Once again there is war in the holy land. Listen to the language, the words infused with hate. There is an old Jewish saying: “People plan and God laughs.” Perhaps there is a similar saying in Islam. The message is that we can never assume we know the outcome of something. But the phrase God laughs strikes me. Sometimes I try to picture God laughing. If God does have emotions, what is she or he feeling now? Is this God’s war? Certainly not. It is a war of people who feel out of control. People who are filled with terror and desperation.
And hatred.
Hatred demands constant attention. Hatred also impairs judgment and affects one’s vision. People who hate eventually see in the enemy only evil, no humanity. When people hate, eventually the battle is about the hatred. Hatred can cause us to be blind to what we are doing and why we are doing it. It is easy to hate and it is hard to stop hating. And we know hatred is contagious. When hatred grows to group hatred – we all know what happens then.
Shortly after Sept. 11, I spoke to a 17-year-old Muslim girl in Philadelphia and asked her if she had experienced any discrimination since the terrorist attacks. She said: “Only once. I was on the subway platform and I saw a woman staring at me with hatred in her eyes.” At first this young lady seemed fairly casual about the incident, but when I asked her what she had felt at that moment, she began to cry: “I felt as though her evil stares were going right into my heart and hurting me.”
I wondered, too, what was happening in the heart of the woman who was hating.
We have all experienced hatred. It usually happens after we have felt victimized by someone or something. And when we express our hatred, we in turn hurt others. When we hate, it is easy to hurt.
When I work with couples, both usually begin the process being quite clear about their victimhood – they are able to say how they have been their partner’s victim, and why. They recite and repeat their injuries in great detail. It’s pretty natural. And then they use that to justify their rage, hatred or righteous indignation. It is much harder for them to see themselves as perpetrators – people who cause serious injury to a fellow human being.
Things do not begin to change until people finally understand not only that they are capable of harming others but that they have actually done so. Beyond the guilt and regret, they frequently feel great sadness – and grief. It is almost as though they are mourning the death of the illusion of innocence, or of goodness. It is hard to see ourselves as perpetrators. That’s why we work so hard to find evil in others – so we can express our hatred and not see ourselves as hateful.
The truth is: We hurt people. They hurt people. In families, in communities and maybe in the world, real peace will come when we can grieve one another’s losses and understand how deeply we have hurt others. To some extent this is what has happened in Germany in recent years.

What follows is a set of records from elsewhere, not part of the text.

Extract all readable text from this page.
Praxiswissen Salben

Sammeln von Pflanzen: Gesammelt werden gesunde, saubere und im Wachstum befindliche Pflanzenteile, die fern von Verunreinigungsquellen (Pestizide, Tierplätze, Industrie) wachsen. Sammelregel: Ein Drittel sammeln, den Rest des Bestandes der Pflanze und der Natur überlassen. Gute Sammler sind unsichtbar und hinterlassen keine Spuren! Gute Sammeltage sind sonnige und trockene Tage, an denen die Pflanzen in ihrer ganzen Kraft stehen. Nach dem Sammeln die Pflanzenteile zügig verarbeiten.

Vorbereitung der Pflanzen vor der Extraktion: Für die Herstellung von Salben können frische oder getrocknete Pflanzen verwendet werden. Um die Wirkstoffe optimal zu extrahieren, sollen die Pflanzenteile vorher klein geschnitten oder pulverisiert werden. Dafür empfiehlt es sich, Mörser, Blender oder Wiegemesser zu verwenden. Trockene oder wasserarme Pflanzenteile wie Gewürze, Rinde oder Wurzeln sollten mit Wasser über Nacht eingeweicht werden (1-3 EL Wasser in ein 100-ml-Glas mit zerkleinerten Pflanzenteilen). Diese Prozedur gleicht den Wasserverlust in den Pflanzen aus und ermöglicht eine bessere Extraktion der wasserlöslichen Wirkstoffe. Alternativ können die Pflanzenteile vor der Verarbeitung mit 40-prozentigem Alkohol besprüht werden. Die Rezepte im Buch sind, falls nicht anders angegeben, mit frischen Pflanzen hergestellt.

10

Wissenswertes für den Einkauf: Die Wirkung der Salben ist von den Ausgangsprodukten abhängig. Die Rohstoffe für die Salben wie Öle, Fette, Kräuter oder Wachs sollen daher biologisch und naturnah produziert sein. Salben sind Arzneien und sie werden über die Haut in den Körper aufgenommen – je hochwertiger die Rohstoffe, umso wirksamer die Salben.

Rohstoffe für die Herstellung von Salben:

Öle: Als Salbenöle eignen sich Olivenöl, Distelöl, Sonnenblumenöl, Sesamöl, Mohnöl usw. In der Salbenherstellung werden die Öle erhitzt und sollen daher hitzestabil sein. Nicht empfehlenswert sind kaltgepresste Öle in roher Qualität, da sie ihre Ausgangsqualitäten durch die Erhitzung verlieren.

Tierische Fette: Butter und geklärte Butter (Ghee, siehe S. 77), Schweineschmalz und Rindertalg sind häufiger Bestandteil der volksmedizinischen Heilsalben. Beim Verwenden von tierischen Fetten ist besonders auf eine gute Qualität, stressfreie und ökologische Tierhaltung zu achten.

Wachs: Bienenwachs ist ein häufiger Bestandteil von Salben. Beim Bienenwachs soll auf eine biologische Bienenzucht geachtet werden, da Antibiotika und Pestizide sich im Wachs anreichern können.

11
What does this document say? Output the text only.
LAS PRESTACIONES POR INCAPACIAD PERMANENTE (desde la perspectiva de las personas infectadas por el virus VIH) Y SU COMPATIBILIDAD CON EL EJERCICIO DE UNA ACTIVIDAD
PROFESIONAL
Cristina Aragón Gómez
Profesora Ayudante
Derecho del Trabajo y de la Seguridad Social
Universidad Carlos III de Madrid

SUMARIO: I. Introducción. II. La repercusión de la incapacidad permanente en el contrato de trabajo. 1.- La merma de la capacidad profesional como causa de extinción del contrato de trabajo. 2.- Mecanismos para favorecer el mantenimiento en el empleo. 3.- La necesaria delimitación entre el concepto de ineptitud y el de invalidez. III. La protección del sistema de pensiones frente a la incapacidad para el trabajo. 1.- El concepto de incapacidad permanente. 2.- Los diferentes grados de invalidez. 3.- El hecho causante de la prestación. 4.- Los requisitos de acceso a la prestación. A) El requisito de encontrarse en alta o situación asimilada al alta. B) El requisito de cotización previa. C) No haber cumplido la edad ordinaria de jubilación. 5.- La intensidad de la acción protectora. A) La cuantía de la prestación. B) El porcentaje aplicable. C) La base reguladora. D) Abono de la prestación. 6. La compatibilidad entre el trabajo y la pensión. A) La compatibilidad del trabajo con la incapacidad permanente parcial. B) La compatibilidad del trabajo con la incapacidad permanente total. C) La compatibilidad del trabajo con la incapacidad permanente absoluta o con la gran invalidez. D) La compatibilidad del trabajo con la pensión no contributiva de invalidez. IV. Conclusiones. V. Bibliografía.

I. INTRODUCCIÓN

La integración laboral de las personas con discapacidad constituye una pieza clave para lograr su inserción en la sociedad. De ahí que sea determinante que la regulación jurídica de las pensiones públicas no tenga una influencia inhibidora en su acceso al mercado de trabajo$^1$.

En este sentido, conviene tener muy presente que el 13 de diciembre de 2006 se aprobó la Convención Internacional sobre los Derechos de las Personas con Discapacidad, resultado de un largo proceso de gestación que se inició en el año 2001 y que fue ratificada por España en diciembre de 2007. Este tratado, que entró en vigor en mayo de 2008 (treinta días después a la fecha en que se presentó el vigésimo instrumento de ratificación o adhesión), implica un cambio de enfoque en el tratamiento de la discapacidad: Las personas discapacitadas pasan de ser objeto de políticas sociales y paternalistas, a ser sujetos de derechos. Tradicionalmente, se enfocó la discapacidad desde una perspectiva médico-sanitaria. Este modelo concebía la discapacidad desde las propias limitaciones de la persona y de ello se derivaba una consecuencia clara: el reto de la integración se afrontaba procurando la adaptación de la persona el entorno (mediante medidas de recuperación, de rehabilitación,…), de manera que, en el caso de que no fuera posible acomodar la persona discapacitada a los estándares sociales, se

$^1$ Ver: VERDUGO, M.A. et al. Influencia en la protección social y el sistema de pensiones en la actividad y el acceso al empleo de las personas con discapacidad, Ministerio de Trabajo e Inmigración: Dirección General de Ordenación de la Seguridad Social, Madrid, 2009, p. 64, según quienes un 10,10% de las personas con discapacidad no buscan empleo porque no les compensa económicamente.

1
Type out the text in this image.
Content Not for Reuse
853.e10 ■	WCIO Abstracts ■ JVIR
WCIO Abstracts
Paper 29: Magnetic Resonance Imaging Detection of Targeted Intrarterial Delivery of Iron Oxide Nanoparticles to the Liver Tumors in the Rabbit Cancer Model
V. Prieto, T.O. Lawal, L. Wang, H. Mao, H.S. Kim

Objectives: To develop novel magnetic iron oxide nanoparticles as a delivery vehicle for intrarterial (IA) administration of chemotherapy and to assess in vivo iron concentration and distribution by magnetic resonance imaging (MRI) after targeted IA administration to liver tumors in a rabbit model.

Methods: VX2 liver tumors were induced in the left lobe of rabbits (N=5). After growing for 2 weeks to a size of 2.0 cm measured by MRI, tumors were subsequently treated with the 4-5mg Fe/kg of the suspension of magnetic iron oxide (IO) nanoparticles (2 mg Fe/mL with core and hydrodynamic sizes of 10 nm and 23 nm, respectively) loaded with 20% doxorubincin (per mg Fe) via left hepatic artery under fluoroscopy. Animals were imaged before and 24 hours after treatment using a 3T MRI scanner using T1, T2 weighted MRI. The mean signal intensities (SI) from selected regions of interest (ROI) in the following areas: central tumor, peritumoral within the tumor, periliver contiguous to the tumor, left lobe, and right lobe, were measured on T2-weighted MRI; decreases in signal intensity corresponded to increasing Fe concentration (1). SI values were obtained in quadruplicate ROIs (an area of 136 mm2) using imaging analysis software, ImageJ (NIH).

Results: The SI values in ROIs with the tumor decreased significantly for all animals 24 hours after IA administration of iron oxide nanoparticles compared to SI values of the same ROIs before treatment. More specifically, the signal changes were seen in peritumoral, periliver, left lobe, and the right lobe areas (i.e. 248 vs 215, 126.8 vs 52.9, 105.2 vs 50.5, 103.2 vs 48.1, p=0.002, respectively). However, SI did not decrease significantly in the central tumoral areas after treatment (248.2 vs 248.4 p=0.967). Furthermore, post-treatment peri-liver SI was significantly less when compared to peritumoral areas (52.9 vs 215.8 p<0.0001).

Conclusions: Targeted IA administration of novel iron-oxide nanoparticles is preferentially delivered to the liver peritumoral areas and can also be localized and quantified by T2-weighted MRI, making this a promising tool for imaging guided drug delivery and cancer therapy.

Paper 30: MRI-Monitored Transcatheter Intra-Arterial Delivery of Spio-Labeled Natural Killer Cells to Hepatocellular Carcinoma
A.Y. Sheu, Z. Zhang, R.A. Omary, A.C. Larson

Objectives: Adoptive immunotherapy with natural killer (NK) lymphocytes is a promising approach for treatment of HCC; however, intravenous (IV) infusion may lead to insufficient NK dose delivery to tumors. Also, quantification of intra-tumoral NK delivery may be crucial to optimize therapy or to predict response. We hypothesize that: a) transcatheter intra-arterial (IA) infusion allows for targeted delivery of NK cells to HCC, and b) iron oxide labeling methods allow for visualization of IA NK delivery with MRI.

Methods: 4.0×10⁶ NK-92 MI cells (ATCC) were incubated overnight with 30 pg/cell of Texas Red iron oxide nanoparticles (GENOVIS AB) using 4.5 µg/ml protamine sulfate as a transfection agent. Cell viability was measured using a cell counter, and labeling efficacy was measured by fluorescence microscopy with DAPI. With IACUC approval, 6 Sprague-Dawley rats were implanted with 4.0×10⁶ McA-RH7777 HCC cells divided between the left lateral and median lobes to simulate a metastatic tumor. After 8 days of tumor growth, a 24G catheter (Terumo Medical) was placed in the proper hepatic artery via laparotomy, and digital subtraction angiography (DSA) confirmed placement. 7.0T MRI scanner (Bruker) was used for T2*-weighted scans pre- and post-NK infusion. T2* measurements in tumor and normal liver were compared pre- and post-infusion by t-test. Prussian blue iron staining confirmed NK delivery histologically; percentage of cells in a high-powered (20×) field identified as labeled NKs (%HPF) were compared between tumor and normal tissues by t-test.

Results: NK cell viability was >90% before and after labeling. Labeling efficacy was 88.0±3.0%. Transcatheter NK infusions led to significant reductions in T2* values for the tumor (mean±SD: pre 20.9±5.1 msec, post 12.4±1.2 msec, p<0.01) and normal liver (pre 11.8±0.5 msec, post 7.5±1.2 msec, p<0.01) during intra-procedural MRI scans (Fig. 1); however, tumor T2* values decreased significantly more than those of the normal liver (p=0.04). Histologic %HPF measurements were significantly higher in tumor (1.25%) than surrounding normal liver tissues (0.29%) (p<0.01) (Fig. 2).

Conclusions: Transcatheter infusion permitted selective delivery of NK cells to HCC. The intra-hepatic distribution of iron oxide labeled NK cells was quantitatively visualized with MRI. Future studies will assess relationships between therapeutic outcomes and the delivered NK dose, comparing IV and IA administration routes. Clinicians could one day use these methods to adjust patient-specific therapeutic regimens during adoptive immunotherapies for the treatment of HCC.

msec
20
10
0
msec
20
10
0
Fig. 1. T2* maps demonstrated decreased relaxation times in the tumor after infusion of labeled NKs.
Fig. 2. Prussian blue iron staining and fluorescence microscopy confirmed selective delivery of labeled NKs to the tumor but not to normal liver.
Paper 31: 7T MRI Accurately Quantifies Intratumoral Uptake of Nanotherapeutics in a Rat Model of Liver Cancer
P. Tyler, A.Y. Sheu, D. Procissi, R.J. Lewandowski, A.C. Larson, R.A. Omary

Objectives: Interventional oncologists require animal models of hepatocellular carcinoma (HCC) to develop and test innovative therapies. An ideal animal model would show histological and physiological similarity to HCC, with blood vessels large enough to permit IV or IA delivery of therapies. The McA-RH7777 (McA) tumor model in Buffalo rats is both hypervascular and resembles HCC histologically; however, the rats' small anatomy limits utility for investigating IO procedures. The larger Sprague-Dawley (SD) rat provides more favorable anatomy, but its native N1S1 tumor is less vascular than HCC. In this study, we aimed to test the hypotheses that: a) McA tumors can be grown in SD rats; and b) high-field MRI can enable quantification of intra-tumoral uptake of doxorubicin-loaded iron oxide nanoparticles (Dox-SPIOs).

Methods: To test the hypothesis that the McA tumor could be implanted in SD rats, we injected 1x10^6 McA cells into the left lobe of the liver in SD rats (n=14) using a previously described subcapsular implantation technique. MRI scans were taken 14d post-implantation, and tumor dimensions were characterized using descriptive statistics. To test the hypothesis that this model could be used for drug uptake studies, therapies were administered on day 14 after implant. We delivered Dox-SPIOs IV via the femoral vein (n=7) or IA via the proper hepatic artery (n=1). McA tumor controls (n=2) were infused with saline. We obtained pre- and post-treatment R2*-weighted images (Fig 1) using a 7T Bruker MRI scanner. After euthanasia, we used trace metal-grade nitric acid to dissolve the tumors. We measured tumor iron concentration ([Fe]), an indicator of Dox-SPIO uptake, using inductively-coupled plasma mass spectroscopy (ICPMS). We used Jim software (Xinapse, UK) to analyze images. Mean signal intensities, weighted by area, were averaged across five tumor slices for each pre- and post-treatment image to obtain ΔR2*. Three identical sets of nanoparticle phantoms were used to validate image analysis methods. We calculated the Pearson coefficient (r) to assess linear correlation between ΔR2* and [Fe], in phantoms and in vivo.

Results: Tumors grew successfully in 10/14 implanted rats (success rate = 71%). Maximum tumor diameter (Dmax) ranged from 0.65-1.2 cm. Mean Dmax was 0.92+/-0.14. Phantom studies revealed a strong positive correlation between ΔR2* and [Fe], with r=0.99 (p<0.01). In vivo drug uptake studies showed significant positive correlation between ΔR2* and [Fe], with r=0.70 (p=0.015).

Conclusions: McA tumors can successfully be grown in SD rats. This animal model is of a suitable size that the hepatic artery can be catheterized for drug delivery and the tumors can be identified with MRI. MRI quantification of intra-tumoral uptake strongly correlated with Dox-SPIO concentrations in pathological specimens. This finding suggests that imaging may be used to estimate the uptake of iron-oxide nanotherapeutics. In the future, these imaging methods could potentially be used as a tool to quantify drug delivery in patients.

As a people, they experienced palpable grief and regret for the killing of millions more than a half-century before.
According to a Buddhist story, a monk was held up at knifepoint one evening in New York. His life was threatened and his valuables taken. The monk was frightened, then angry, and then he wished revenge. As he walked home, more emotions cascaded over him. By the time he arrived at his monastery, he was weeping. A fellow monk, upon learning what had happened, asked why he was weeping. “I am weeping,” the monk replied, “because I realized that if I had been born in that man’s life and lived his circumstances, I would have been the one with the knife. I weep for his suffering.”
With the holy land at risk of destruction, I pray for the emergence of someone with both power and wisdom. Someone with the compassion to care and the courage to be humble. And I pray for the hatred to give way to the profound grief that I know is waiting to erupt, and then to heal.
Maybe we should have a new saying: “People hate and God weeps.”